Personal information
- Full name: Kenyel Jaheim Michel Vargas
- Date of birth: 17 September 2004 (age 21)
- Place of birth: Limón Province, Costa Rica
- Height: 1.70 m (5 ft 7 in)
- Position: Winger

Team information
- Current team: Minnesota United
- Number: 14

Youth career
- Alajuelense

Senior career*
- Years: Team / Apps / (Gls)
- 2022–2025: Alajuelense / 8 / (0)
- 2024–2025: → Cartaginés (loan) / 27 / (3)
- 2025–: Minnesota United / 0 / (0)
- 2025: → Alajuelense (loan) / 17 / (5)
- 2026–: Minnesota United 2 / 8 / (0)

= Kenyel Michel =

Costa Rican footballer (born 2004)

Kenyel Jaheim Michel Vargas (born 17 September 2004) is a Costa Rican footballer who plays as a winger for Minnesota United.

==Early life==
Michel was born on 17 September 2004. Born in Limón Province, Costa Rica, he is a native of the province.

==Career==
As a youth player, Michel joined the youth academy of Costa Rican side Alajuelense and was promoted to the club's senior team in 2022, where he made eight league appearances and scored zero goals and helped them win the 2023 CONCACAF Central American Cup.

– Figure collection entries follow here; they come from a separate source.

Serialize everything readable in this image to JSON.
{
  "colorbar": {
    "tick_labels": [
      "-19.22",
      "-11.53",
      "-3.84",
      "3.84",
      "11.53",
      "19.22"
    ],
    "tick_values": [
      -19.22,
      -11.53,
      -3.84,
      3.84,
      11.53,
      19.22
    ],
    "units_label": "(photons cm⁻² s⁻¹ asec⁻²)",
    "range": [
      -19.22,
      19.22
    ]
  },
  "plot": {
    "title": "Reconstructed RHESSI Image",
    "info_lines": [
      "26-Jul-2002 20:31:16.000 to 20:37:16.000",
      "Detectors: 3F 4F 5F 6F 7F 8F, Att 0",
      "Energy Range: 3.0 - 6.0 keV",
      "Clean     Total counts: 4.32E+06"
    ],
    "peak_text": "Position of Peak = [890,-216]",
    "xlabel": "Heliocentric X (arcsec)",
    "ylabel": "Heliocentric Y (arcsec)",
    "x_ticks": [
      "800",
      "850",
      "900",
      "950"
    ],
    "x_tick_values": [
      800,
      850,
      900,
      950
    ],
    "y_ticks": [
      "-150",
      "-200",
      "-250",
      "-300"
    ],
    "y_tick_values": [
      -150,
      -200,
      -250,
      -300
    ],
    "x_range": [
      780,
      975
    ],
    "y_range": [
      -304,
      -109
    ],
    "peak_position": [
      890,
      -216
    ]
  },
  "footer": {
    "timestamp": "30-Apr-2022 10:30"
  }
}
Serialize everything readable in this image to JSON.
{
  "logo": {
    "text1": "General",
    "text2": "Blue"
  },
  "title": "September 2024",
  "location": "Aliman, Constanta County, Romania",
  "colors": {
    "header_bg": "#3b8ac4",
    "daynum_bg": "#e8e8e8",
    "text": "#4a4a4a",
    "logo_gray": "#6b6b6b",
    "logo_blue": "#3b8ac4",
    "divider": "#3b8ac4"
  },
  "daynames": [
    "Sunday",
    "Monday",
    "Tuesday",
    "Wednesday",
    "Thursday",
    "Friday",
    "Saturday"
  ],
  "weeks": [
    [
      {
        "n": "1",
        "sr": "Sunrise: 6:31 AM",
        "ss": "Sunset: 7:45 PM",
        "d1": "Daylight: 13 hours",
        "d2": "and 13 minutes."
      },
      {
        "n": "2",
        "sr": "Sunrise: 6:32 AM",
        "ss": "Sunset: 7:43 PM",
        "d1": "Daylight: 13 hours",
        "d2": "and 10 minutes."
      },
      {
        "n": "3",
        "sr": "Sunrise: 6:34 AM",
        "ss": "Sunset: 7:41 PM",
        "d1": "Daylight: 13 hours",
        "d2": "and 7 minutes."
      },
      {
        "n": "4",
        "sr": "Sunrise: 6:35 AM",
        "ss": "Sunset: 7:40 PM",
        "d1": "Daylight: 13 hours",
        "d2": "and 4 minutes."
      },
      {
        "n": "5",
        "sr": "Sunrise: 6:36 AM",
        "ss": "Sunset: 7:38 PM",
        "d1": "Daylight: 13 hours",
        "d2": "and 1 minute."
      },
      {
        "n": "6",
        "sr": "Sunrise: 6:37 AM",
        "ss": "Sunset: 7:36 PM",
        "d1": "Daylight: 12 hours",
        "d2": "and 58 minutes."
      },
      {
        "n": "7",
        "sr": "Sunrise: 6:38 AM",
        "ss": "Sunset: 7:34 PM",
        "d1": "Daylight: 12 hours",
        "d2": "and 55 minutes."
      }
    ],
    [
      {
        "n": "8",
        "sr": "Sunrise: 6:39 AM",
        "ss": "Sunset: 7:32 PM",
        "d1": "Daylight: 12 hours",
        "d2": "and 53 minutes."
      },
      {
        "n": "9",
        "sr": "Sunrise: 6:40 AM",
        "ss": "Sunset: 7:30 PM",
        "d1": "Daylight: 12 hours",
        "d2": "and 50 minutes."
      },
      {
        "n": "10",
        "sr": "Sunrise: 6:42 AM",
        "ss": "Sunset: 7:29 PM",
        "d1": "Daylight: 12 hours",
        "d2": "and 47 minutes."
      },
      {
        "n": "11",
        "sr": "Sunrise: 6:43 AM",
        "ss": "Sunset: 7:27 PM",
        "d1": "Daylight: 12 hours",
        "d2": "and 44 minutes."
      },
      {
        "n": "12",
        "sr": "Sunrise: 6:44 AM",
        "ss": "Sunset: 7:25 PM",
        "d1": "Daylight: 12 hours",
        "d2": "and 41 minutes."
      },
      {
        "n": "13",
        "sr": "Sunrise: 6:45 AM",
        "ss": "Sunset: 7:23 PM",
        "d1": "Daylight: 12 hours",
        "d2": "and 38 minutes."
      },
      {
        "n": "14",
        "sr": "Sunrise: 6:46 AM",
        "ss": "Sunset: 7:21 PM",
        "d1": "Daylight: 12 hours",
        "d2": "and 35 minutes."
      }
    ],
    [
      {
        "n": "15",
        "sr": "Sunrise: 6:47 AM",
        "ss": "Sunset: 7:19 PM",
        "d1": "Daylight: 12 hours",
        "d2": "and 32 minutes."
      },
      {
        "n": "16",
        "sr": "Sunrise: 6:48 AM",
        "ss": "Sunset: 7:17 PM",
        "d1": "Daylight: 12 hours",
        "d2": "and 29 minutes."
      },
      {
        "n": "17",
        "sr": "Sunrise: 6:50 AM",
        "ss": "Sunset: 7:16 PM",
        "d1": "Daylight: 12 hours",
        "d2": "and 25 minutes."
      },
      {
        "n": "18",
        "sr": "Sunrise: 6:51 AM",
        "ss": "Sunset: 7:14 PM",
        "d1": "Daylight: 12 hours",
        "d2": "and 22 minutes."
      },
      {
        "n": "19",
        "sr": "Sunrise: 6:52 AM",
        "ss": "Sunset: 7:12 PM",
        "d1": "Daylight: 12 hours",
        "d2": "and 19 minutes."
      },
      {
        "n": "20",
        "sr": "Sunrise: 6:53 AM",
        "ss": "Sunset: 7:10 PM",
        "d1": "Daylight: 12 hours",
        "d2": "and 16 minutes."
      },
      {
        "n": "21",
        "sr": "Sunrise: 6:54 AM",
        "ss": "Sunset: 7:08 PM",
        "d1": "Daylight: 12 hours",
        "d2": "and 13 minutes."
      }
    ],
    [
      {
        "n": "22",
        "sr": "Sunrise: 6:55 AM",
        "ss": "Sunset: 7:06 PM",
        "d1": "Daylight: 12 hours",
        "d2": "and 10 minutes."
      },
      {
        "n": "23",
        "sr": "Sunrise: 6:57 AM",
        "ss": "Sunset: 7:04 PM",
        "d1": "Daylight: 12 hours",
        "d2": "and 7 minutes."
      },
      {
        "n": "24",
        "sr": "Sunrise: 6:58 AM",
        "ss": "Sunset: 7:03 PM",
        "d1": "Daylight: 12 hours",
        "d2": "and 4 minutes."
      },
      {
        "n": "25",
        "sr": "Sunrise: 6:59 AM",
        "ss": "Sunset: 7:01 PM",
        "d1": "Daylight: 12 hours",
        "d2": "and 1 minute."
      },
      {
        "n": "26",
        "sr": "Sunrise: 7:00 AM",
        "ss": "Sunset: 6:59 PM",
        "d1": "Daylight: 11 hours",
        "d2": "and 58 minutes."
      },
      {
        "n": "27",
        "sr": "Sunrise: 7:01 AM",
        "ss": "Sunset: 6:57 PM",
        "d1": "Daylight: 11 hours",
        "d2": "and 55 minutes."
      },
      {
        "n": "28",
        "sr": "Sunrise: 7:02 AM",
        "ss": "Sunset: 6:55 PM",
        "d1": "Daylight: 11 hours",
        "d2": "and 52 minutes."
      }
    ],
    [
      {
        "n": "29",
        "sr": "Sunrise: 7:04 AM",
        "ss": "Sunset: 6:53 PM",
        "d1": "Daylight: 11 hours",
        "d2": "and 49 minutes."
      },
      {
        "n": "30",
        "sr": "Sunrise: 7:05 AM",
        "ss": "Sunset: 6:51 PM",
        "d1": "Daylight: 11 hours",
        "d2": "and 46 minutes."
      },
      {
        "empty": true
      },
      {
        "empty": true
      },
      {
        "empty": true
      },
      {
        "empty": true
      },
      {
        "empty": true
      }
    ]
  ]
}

During September 2024, he was sent on loan to Costa Rican side Cartaginés, where he made twenty-seven league appearances and scored three goals. Following his stint there, he signed for American side Minnesota United in 2025. Subsequently, he returned on loan to Costa Rican side Alajuelense the same year.

==Style of play==
Michel plays as a winger. Costa Rican newspaper La Teja wrote in 2025 that "his mischievousness, speed, and joy when playing are characteristics that make him stand out, which are classic of the area he comes from, his beloved Limón".